The cell viability of BV-2 cells was evaluated after 24 h of continuous exposure to either vehicle or EK100 (0.5, 1, 5 or 10 μM) using a colorimetric assay, which was based on the ability of mitochondria to reduce the MTT [69]. The percentage of cell viability was calculated as the absorbance of treated cells/control cells × 100%.

4.8. Determination of the PGE2 Levels by the Enzyme-Linked Immunosorbent Assay (ELISA)

The levels of PGE2 production by BV-2 cells in the conditioned media were assayed by using the ELISA kit (BioLegend, San Diego, CA, USA). The quantitative levels of PGE2 were determined as previously instructed and described [69].

4.9. Detection of Intracellular ROS Levels

To examine where EK100 regulate LPS-induced ROS production, we measured intracellular ROS level in BV-2 cells using the redox-sensitive fluorescent dye DCFH-DA and flow cytometry. The BV-2 cells were pretreated with vehicle or EK100 (5, 10 and 20 μM) for 30 min, then stimulated with LPS (150 ng/mL) for 24 h. After stimulation, BV-2 cells were purchased and incubated with DCFH-DA for 40 min. Then, the cellular DCF fluorescent intensities were analyzed by flow cytometry (BD AccuriTM C6, Piscataway, NJ, USA). The quantitative levels of intracellular ROS were determined as previously described [69].

4.10. Western Blot Analyses

For the determination of the expression of COX-2, iNOS and phosphorylated JNK in brain tissues or COX-2, IκBα, and phosphorylated MAPKs (ERK, p38, and JNK) in microglial cells, Western blotting assay was performed as described previously [63]. BV-2 cells (2 × 105/mL; 2.5 mL/well) were cultured in a 6-well plate as described previously. The cells were pretreated with EK100 (5–50 μM) for 15 min, which was followed by the addition of LPS (150 ng/mL) for the indicated times, and incubated at 37 °C. After incubation and gentle washing, the cells were broken using ice-cold lysis buffer (50 mM HEPES, 50 mM NaCl, 5 mM EDTA, 1% Triton X-100, 2 mM DTT, 1 mM PMSF, 10 μg/mL aprotinin, and 10 μg/mL leupeptin, pH 7.0) for 30 min. Additionally, phosphatase inhibitors (10 mM sodium fluoride, 1 mM sodium orthovanadate, and 5 mM sodium pyrophosphate) were added to the lysis buffer for the phosphorylated MAPK analysis. The cellular lysates were harvested by centrifugation (12,000 rpm, 20 min). After Western blot manipulation, the blots were incubated with specific antibodies against COX-2, IκBα, and phosphorylated MAPKs, or α-tubulin. The data for specific protein levels are relative multiples in relation to the control. Quantitative densitometry analyses were performed as previously described.

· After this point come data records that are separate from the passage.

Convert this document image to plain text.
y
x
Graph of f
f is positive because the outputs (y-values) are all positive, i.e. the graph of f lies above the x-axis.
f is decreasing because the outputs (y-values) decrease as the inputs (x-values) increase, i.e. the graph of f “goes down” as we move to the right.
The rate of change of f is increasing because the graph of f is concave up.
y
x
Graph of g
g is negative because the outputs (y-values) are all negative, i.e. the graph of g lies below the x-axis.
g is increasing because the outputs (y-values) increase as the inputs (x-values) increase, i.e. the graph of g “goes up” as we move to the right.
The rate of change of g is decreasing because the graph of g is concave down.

4.11. Statistical Analyses

Data analyses were performed using the software SigmaStat 3.5 (SYSTAT Software, San Jose, CA, USA). The experimental results are expressed as the mean ± SD and are accompanied by the number of observations. The statistical analysis was performed using a one-way ANOVA. The data were assessed using Student–Newman–Keuls test. The neurodeficit scores were expressed as medians. A p value of less than 0.05 was considered statistically significant.